Total HMBS payoff speeds in February were a tad slower than those in January; Mandatory Purchases and natural payoffs were approximately 9.2% and 6.5% per annum, respectively. February payoffs totaled about $792 million compared to January’s $814 million. Outstanding HMBS decreased slightly to $58.7 billion.
As mentioned in previous blogs, Ginnie Mae took over RMF’s HMBS portfolio in December 2022. “Ginnie Mae – Reverse Mortgage Funding 42” remains as issuer of record for 4,022 former RMF pools. About $309 million of Issuer 42’s portfolio paid off in February, but Issuer 42 still accounts for $17.7 billion, or about 30% of all outstanding HMBS. Issuer 42 has not issued any tail pools; we estimate Issuer 42 now has well over $1 billion uncertificated position, that is, the excess of their portfolio’s HECM asset balance over the balance of their HMBS liability.
When a HECM loan balance reaches 98% of its MCA, the HMBS issuer is required to buy the loans out of the HMBS pool, and then may assign the loan to HUD if the loan is not in default. This is effectively a prepayment event for the HMBS investor, even though the underlying HECM loan remains outstanding. According to our friends at Recursion, 59% of HMBS payoffs last month were due to Mandatory Purchase, totaling about $463 million, a significant decrease from last month’s $514 million, dropping below the average for calendar year 2023 ($504 million per month) but remaining above 2022’s $315 million per month.
Including the Mandatory Purchases, HMBS paid off at a 15.7% annual rate in February, and 17.2% over the last 12 months.
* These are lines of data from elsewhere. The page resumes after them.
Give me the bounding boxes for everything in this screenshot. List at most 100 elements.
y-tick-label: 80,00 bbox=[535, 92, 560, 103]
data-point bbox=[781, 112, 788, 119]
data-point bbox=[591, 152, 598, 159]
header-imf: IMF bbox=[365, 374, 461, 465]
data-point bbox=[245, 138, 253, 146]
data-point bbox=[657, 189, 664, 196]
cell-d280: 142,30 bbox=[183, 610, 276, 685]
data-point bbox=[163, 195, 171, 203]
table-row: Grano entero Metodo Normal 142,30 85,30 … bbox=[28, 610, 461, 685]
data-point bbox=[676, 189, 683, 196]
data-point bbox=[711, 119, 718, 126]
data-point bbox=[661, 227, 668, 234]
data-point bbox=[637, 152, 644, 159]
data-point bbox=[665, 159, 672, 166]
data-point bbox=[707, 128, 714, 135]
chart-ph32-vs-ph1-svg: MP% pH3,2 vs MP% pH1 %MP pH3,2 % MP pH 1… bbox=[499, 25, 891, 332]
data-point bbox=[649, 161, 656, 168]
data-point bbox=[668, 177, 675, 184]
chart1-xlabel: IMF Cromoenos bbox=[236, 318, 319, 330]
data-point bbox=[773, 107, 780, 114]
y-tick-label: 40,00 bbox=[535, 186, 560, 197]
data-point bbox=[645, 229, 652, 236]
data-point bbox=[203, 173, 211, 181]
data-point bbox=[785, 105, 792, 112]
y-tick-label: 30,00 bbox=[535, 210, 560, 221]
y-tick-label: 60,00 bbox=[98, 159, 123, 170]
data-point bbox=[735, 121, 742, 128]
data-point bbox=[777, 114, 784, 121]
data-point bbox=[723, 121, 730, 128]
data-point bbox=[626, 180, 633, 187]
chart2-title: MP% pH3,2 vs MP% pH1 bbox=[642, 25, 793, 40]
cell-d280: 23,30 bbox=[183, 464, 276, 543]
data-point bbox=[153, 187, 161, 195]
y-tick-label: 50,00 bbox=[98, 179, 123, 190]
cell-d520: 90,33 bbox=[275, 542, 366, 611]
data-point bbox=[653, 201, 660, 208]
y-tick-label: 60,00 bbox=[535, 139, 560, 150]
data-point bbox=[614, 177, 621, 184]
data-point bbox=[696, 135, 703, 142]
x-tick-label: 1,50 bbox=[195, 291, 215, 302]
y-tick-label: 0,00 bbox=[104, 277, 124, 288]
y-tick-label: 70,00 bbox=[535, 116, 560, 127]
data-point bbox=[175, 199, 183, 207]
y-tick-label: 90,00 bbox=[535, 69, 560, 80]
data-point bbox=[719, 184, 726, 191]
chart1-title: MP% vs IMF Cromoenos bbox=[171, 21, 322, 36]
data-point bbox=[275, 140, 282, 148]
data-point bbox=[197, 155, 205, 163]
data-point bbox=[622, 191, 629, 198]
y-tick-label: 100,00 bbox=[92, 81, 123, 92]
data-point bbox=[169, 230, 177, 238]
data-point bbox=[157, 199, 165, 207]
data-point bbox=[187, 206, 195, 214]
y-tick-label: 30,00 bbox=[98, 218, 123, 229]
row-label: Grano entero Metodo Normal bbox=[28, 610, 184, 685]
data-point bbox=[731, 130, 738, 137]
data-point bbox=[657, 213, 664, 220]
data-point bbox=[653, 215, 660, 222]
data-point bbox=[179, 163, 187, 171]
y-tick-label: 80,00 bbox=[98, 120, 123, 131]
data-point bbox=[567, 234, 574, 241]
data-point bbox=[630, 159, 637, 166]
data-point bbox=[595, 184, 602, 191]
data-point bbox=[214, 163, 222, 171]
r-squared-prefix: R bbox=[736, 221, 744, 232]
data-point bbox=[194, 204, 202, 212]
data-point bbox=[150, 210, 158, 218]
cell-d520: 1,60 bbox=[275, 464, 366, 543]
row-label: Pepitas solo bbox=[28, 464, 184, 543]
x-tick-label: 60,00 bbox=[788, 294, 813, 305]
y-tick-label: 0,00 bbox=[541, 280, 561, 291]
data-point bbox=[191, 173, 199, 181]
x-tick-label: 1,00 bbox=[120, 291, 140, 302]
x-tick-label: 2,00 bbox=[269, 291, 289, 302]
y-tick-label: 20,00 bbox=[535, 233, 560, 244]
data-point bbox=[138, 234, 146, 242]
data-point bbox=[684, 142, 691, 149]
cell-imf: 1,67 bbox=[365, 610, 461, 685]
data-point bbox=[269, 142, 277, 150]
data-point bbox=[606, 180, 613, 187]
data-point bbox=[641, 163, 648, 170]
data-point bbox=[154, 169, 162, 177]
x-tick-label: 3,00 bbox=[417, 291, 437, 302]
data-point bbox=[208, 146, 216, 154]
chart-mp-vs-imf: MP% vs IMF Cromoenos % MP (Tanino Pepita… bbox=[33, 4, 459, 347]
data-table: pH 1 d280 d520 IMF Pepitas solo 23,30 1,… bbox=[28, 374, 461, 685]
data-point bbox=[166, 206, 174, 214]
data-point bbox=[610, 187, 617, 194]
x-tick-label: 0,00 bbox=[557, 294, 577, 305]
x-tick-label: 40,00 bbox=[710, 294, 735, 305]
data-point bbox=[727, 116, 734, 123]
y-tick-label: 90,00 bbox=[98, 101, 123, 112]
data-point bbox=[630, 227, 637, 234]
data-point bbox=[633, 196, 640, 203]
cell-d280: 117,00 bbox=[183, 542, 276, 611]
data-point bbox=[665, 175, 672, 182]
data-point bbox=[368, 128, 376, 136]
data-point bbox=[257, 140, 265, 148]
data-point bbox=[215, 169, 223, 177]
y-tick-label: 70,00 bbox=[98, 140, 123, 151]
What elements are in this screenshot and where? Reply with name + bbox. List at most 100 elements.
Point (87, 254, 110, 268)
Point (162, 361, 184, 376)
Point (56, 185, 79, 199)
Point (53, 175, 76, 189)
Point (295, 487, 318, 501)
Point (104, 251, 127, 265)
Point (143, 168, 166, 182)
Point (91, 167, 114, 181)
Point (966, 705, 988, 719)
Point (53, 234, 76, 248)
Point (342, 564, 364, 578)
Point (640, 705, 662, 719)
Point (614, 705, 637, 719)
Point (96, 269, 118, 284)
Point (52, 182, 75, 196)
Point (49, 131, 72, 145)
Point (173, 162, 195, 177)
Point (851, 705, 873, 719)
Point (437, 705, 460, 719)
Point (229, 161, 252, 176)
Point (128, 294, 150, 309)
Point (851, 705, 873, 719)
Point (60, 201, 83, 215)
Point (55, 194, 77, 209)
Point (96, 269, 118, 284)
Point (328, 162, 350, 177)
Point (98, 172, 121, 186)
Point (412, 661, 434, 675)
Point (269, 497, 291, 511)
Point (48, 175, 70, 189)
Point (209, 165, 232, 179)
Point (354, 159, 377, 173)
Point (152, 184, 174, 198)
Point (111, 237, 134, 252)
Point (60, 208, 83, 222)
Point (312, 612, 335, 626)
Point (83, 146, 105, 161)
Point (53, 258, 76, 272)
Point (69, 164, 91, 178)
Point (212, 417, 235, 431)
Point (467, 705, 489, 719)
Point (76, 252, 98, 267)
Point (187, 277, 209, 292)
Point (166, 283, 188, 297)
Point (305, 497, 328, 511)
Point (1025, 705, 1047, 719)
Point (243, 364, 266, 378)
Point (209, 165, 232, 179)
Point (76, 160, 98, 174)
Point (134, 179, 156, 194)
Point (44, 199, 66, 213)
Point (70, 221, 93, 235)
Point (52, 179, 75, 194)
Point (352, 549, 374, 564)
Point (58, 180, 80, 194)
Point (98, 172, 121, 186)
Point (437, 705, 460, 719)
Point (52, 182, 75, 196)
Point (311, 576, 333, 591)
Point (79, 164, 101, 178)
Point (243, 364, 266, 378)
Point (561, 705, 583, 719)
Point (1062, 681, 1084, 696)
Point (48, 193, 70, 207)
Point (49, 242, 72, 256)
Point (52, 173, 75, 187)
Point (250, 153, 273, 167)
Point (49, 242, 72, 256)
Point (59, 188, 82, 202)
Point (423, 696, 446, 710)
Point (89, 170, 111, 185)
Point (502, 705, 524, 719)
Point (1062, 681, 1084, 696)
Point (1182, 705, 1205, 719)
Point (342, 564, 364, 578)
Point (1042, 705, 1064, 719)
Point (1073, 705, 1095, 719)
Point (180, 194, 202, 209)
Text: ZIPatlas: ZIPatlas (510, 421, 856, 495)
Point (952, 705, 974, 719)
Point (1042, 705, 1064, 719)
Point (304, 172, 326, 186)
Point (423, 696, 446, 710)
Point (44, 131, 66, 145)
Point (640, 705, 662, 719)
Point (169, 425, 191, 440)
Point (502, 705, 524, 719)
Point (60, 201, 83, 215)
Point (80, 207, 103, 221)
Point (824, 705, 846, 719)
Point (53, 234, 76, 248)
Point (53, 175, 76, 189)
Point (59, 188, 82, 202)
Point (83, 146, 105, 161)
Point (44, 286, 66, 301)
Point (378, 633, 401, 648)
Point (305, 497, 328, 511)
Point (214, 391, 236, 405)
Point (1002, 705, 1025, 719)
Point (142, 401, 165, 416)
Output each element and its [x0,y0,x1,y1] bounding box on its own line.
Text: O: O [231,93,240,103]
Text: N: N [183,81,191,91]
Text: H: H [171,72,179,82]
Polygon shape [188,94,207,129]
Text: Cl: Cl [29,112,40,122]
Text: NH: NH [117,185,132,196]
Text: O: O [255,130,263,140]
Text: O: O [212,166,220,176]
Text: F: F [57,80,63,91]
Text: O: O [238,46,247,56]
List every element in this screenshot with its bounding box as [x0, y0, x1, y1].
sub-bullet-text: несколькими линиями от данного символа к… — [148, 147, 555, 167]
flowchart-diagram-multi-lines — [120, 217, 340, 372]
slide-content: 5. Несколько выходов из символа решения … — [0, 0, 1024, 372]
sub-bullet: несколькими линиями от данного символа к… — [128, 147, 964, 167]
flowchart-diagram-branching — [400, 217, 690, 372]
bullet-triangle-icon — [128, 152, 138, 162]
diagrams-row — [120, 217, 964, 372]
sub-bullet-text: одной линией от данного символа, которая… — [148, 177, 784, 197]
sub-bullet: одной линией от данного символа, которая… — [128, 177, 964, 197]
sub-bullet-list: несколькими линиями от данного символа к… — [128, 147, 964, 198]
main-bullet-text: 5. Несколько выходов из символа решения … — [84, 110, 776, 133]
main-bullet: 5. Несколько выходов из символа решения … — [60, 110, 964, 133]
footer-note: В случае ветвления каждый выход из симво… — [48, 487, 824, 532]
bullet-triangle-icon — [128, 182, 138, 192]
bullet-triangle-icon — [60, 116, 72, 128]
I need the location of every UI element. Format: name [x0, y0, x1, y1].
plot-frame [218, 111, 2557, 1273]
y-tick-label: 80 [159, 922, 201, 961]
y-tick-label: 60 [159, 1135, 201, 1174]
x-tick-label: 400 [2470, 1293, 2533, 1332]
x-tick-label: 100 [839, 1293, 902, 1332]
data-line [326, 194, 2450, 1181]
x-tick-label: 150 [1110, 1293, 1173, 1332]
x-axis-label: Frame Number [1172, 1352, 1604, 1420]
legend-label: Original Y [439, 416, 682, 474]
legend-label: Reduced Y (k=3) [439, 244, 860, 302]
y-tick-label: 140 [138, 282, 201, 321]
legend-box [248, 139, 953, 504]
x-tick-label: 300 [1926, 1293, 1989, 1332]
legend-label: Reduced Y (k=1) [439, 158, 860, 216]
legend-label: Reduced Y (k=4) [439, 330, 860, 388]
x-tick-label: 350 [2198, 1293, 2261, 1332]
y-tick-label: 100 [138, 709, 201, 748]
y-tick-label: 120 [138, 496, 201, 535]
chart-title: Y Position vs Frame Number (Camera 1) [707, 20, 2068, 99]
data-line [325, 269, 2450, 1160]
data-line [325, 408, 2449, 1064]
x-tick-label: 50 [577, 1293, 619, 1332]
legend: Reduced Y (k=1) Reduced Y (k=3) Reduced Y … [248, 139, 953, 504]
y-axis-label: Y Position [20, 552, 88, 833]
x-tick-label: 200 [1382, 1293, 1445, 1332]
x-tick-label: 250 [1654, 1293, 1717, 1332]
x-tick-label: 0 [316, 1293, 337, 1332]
Exclusive of Mandatory Purchases, the rate of HMBS payoffs has fallen significantly over the past 12 months. Natural payoffs (those other than Mandatory Purchases) for the 12 month period ending February 30th were 7.4% per annum, compared to 12.3% for the prior 12 month period.
New View Advisors compiled this data from publicly available Ginnie Mae data as well as private sources.